Apesar da alta energia –7,5V, contra no máximo 5V do marca-passo– o pulso não chega a incomodar. Segundo o paciente Geraldo Aroldo de Queiroz, 57, que está com o modulador desde 7 de março, só nos primeiros dias é que sentiu uma leve pressão no peito, mas que logo desapareceu. “Não atrapalha em nada. Ainda não deu para sentir a diferença, mas meu filho já falou que eu subi uma ladeira mais rápido e sem me cansar”.

Esse, por sinal, é o principal benefício do dispositivo, segundo o professor. Dos pacientes acompanhados, dois atraíram mais sua atenção. “As primeiras observações de pacientes são impressionantes. Um paciente dizendo que está subindo as rampas da casa dele em uma comunidade como nunca aconteceu e uma senhora que não subia escadas e subiu as escadas do prédio dela, até exagerou um pouco”, brinca.

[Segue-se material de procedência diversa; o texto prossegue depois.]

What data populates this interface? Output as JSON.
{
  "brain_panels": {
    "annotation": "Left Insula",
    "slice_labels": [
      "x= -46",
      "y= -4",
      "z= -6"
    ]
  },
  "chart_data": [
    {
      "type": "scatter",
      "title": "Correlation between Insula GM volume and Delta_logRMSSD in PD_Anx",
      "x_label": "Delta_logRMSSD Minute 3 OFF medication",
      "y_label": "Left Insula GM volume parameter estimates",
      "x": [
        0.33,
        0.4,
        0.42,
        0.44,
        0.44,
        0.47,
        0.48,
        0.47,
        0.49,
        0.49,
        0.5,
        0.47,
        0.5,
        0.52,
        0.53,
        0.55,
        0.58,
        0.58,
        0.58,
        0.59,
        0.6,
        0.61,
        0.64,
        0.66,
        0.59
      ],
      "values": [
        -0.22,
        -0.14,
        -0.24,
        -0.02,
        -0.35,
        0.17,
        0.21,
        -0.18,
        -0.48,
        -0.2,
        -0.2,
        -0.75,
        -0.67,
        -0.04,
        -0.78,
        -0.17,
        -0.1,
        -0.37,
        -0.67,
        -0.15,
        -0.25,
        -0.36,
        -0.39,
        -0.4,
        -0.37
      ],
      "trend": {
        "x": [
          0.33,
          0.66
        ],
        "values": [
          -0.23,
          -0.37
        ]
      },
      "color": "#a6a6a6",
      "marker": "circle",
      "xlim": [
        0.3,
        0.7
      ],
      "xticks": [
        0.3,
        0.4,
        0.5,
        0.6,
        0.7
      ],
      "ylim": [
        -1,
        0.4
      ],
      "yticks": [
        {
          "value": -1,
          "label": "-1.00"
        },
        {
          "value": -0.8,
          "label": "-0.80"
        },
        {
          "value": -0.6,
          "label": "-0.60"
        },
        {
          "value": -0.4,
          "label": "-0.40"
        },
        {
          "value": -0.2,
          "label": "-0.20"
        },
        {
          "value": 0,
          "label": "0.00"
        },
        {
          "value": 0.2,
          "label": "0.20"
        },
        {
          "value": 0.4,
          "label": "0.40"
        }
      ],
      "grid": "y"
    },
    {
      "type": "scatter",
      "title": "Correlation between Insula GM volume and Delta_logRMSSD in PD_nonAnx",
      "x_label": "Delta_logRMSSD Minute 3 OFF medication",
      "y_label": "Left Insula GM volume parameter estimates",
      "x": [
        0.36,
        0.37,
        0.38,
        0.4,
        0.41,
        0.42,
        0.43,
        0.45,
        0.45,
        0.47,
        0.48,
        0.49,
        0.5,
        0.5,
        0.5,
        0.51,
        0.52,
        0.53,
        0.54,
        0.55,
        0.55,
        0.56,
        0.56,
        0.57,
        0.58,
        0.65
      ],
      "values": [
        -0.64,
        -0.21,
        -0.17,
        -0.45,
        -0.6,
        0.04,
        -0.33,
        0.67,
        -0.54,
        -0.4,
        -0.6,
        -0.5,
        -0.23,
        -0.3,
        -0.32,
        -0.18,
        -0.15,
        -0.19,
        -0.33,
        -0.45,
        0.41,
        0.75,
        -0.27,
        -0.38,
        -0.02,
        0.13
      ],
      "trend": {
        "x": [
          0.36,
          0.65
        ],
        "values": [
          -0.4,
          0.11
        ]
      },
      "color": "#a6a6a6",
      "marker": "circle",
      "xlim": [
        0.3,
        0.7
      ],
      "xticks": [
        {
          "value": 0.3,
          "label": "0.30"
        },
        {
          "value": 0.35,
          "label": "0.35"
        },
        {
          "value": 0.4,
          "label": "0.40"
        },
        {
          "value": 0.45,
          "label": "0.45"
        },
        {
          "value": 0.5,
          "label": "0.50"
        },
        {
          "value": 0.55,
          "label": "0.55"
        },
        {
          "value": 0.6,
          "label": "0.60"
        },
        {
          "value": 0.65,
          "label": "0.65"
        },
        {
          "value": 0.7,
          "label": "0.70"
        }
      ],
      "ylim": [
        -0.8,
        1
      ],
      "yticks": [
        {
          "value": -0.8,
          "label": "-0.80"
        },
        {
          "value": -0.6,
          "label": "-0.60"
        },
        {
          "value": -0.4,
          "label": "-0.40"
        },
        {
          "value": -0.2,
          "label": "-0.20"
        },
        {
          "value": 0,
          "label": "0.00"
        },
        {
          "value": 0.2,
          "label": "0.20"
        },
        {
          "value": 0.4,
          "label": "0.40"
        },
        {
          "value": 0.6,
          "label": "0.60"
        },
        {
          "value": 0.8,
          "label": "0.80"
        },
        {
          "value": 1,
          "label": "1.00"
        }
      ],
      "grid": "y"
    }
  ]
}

“Essas pessoas são jovens que estão na fase produtiva em termos de trabalho e vida social, mas têm poucos recursos e dependem do SUS (Sistema Único de Saúde). O transplante de coração é o padrão ouro de tratamento, mas ele tem suas limitações, como disponibilidade de doadores, fila de espera por um órgão e hospitais especializados. Aqui, não. Aqui você coloca o aparelho e orienta um familiar para carregar e as coisas tendem a ser muito boas”.

Para a realização dos estudos, os 30 aparelhos, que custam até US$ 50 mil (R$ 252 mil) cada, foram doados pela empresa americana Impulse Dynamics.

O objetivo final do estudo, conta o professor, é provar a hipótese de que o aparelho é útil para a regressão da doença cardíaca em pacientes com doença de Chagas. Somente desta forma o tratamento poderá entrar para o rol da ANS (Agência Nacional de Saúde Suplementar), que compra medicações de alto custo para ser usado no SUS.